Imai provides an excellent table (Figure
2.1, page 24) contrasting Kaizen and
Innovation. Important virtues of Kaizen,
in contrast to Innovation, are that it involves everyone at all levels in the
organisation, is ‘collectivist’ as opposed to ‘individualistic’, is orientated
around people rather than technology and works well when financial and other
resources are in short supply.
I hope that by now the implications for
children’s services and child protection are beginning to become clear. If
Western manufacturing companies have in recent years moved on from those attitudes
and practices described by Imai in the 1980s, the same is not true of the types
of organisations which deliver services to children in countries like Britain
today. In England, many local authority children’s services departments still
function as traditional bureaucracies in which management imposes policies and
procedures on workers whose primary responsibility is to maintain standards, or else face discipline from employers or criticism
from external bodies like Ofsted. Change has traditionally been driven from the
top down as a result of small groups of influential people deciding which
innovations should take place. The Every Child Matters reforms of the early 2000s were precisely of this type, with
all sorts of new structures and systems being imposed as a result of ‘learning’
from enquiries, research and feedback from small groups of influential players.
Since 2010, change has been less formally
packaged, but equally driven top-down. Recent initiatives regarding adoption and
social worker accreditation, for example, have appeared from the Department for
Education (DfE) with little or no connection to what are perceived to be
priorities by those working on the front line. The Department has funded an
‘Innovation Programme’, the operation and scope of which is far from clear to
the vast majority of people working in the field. There is an ever-present
danger that the results of some innovation ‘pilots’ will be unthinkingly
imposed across the board with limited consultation.

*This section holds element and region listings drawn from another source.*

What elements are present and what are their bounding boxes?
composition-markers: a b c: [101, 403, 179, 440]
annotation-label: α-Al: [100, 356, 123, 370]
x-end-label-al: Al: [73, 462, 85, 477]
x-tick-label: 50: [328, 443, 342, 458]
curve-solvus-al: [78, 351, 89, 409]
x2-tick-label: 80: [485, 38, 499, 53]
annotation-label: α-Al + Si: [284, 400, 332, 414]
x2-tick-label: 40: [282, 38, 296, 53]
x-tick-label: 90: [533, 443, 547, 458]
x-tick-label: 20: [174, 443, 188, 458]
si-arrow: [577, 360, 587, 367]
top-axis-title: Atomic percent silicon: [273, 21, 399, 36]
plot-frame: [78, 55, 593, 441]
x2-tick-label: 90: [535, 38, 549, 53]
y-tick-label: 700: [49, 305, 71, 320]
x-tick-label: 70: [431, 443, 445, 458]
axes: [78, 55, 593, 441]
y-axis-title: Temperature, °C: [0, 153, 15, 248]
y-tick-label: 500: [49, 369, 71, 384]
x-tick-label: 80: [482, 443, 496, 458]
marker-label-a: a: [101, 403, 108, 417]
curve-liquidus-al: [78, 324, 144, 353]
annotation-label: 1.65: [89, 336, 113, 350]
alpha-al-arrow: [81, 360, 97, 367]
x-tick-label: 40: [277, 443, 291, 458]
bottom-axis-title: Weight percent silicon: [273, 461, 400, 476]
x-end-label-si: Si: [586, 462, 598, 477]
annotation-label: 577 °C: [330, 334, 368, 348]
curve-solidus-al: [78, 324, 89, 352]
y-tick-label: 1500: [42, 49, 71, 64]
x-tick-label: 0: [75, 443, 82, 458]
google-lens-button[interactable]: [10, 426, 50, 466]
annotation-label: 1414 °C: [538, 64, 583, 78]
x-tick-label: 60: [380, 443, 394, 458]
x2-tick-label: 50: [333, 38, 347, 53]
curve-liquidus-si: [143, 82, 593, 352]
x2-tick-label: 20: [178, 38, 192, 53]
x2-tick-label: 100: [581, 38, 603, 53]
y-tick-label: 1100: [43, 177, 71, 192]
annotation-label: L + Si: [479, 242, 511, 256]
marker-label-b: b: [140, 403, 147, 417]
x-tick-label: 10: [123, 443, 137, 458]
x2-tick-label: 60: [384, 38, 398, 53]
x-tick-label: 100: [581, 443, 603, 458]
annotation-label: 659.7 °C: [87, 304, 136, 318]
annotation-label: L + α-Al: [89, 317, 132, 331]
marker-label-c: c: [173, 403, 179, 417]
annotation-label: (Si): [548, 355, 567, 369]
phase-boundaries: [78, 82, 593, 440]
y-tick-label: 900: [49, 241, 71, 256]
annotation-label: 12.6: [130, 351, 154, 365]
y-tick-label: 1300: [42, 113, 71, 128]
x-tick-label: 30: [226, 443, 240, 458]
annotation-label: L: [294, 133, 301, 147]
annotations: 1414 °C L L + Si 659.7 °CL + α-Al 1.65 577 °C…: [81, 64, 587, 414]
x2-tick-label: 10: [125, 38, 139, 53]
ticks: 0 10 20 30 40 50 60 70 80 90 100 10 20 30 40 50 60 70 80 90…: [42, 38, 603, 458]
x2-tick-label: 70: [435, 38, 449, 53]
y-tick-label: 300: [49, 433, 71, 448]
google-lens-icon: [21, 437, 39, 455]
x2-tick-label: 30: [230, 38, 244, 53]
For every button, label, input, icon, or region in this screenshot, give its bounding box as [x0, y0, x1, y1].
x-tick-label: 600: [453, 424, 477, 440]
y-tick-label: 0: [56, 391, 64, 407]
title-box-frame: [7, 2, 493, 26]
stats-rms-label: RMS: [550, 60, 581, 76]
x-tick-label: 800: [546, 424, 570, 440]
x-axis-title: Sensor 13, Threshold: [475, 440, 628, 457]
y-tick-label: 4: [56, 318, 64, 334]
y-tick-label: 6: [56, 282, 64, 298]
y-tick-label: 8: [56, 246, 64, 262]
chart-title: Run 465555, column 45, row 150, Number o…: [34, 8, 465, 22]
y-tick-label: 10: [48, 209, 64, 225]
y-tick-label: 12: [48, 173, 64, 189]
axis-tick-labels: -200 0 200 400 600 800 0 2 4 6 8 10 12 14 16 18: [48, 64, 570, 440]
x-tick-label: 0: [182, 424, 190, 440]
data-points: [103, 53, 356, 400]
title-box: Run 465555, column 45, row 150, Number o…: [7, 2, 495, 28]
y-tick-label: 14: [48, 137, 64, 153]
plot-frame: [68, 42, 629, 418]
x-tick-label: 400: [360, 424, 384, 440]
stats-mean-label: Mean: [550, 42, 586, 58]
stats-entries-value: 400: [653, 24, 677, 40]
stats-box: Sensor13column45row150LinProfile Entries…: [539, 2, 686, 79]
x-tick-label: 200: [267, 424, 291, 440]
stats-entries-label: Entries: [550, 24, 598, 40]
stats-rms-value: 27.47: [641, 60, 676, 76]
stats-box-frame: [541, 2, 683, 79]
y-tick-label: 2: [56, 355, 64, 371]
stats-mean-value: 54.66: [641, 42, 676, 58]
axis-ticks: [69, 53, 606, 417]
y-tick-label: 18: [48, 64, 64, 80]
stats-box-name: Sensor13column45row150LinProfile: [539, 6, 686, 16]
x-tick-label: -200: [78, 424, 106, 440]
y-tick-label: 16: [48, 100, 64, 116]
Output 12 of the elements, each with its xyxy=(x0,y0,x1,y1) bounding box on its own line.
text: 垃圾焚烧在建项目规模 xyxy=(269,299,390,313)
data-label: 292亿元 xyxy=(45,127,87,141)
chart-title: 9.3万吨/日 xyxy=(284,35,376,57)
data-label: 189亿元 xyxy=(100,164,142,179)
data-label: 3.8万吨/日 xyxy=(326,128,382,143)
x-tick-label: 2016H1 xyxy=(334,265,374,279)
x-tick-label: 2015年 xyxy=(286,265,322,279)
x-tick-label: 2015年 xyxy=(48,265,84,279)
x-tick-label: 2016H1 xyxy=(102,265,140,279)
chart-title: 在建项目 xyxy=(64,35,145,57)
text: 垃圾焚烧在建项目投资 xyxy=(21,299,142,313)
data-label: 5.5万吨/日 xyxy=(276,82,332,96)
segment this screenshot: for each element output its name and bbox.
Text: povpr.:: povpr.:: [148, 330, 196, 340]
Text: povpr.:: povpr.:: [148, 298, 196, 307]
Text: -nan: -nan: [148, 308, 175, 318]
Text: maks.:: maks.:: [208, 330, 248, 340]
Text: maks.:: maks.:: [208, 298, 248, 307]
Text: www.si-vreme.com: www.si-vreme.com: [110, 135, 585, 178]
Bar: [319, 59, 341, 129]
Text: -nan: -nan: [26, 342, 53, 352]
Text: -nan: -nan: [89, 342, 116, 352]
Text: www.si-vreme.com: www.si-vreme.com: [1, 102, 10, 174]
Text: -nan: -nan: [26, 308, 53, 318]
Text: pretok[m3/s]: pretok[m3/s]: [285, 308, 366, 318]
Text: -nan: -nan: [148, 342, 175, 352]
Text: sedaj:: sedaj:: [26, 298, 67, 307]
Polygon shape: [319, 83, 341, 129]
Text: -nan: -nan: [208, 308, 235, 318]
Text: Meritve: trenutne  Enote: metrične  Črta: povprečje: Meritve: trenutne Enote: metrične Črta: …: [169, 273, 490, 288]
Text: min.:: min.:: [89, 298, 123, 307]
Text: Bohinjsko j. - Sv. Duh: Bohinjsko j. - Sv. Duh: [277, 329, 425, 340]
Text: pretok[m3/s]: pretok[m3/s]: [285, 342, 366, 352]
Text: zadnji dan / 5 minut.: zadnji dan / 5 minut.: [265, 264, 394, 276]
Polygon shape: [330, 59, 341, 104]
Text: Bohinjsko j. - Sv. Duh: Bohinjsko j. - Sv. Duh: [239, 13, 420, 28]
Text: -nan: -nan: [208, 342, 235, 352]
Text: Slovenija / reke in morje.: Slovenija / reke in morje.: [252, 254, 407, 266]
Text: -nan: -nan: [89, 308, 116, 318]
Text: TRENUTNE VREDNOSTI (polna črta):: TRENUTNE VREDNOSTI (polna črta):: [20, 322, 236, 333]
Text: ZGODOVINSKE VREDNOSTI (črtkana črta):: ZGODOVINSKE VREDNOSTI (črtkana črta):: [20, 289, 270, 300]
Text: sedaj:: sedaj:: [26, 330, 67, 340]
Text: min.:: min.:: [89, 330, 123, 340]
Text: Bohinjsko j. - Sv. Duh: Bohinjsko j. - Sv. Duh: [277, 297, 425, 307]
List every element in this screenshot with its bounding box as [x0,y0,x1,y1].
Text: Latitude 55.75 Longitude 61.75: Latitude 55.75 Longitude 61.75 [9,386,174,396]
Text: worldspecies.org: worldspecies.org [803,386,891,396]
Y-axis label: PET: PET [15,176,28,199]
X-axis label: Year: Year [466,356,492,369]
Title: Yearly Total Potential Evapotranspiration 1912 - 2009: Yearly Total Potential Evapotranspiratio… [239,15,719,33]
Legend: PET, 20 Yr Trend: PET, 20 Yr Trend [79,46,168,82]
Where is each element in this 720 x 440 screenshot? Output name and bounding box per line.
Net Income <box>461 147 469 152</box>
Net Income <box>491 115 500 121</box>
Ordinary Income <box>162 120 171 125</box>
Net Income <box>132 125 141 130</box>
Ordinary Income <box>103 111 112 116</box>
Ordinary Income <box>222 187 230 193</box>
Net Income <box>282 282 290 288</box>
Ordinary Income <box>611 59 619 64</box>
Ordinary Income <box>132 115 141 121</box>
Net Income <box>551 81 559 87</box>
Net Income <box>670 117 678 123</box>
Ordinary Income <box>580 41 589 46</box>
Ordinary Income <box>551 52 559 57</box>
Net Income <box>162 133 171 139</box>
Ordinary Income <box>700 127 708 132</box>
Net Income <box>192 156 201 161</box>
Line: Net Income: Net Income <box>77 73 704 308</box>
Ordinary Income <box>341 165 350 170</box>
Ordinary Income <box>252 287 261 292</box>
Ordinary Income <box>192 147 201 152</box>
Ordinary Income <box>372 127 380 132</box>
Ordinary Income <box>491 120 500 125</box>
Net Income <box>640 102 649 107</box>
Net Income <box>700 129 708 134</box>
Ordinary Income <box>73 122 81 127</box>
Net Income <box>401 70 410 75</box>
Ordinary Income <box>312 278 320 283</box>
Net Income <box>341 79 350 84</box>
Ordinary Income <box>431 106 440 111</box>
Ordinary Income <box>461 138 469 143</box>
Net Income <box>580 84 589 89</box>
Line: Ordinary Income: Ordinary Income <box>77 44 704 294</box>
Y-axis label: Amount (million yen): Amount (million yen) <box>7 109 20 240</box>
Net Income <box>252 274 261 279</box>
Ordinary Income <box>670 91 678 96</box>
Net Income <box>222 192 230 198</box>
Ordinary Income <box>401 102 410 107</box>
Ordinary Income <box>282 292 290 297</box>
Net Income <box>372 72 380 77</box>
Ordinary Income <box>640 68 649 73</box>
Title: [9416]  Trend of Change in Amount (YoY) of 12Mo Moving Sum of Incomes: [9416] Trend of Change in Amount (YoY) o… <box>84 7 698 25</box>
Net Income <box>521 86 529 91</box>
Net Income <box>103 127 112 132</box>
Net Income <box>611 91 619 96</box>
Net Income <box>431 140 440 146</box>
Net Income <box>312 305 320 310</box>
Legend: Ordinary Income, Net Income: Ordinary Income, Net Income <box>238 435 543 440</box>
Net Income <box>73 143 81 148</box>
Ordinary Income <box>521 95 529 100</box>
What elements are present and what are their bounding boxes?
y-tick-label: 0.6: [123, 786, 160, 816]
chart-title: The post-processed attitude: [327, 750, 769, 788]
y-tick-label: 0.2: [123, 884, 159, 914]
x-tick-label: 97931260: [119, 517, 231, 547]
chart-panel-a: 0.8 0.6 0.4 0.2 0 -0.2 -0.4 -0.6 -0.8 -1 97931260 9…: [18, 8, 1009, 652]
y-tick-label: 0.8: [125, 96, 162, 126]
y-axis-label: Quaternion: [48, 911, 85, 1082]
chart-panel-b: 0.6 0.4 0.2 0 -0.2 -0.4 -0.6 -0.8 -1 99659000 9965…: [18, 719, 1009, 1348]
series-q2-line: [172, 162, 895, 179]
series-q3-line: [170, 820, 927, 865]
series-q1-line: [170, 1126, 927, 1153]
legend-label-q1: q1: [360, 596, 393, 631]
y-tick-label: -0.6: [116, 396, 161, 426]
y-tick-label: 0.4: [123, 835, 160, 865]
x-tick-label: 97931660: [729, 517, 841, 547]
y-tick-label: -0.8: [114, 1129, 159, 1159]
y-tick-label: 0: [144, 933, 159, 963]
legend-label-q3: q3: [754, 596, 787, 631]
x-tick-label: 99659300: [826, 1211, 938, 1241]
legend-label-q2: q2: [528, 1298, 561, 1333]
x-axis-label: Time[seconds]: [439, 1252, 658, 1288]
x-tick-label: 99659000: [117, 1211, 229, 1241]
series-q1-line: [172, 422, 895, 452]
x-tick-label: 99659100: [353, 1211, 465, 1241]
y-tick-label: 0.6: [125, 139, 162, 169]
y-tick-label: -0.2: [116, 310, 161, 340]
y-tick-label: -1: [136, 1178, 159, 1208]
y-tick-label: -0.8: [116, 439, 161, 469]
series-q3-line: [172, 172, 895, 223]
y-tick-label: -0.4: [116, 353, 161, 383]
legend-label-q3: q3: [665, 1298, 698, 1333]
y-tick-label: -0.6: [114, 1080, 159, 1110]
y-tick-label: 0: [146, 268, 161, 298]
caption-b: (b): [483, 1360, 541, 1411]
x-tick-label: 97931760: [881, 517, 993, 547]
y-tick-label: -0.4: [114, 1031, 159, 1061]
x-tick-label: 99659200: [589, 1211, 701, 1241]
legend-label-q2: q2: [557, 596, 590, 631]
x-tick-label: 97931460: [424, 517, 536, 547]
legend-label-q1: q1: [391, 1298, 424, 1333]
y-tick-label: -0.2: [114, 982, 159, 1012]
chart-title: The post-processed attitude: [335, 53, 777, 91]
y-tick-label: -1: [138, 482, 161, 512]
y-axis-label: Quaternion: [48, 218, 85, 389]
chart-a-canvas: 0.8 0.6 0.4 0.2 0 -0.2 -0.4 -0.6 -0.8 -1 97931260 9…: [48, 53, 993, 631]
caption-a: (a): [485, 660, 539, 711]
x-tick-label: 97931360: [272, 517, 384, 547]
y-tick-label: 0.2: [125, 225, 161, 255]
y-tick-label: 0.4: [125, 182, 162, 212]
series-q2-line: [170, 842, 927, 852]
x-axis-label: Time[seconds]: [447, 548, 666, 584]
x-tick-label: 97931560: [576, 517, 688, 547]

At the same time, the lot of most workers
in child protection and other children’s services functions in England is to do
the day job, while maintaining standards in difficult circumstances. The norm
is for them not to be involved in questions of how to bring about change and
improvement, however gradual. Change and innovation has been reserved for
‘experts’ – Ofsted inspectors, DfE officials, senior managers, policy wonks and
academics. And those who have direct up-to-date experience of the daily
delivery of services (front line workers) have been conveniently left outside
the loop!
If only we
could begin to practice Kaizen in children’s services and child protection! Even in the absence of successful
innovation, services would become more effective and efficient as a result of
continuous and incremental small scale improvements. And, in the absence of new
investment and new resources, services would continue to improve, driven by the
daily learning of frontline workers and their supervisors.
It would, however, be a mistake to see this
as an easy task, because what is required is a shift in culture from top-down
to bottom-up. Rather than instructing workers how they can work better, senior
managers have to recognise that it is time to begin thinking of ways to listen
to those who do the work and to engage with them in building better services.
For many at the top, such a change of focus could be painful.
Imai and the Japanese industrialists who
introduced Kaizen operated in a
manufacturing context. There are, however, no reasons to think that continuous
improvement cannot happen in services, even complex professional services such
as child protection. If every worker was able to spend just a few minutes each
day thinking of ways to improve the service (less bureaucracy, more
value-added, fewer mistakes, quality improvements), and if workers’ suggestions
for improvement were taken seriously by managers and acted upon, huge numbers
of small improvements would amass in a relatively short period of time. Rather
than standing still or, more likely, going backwards since the last innovation,
small scale improvements would cumulate to lasting beneficial changes. And that
would serve child and young people well.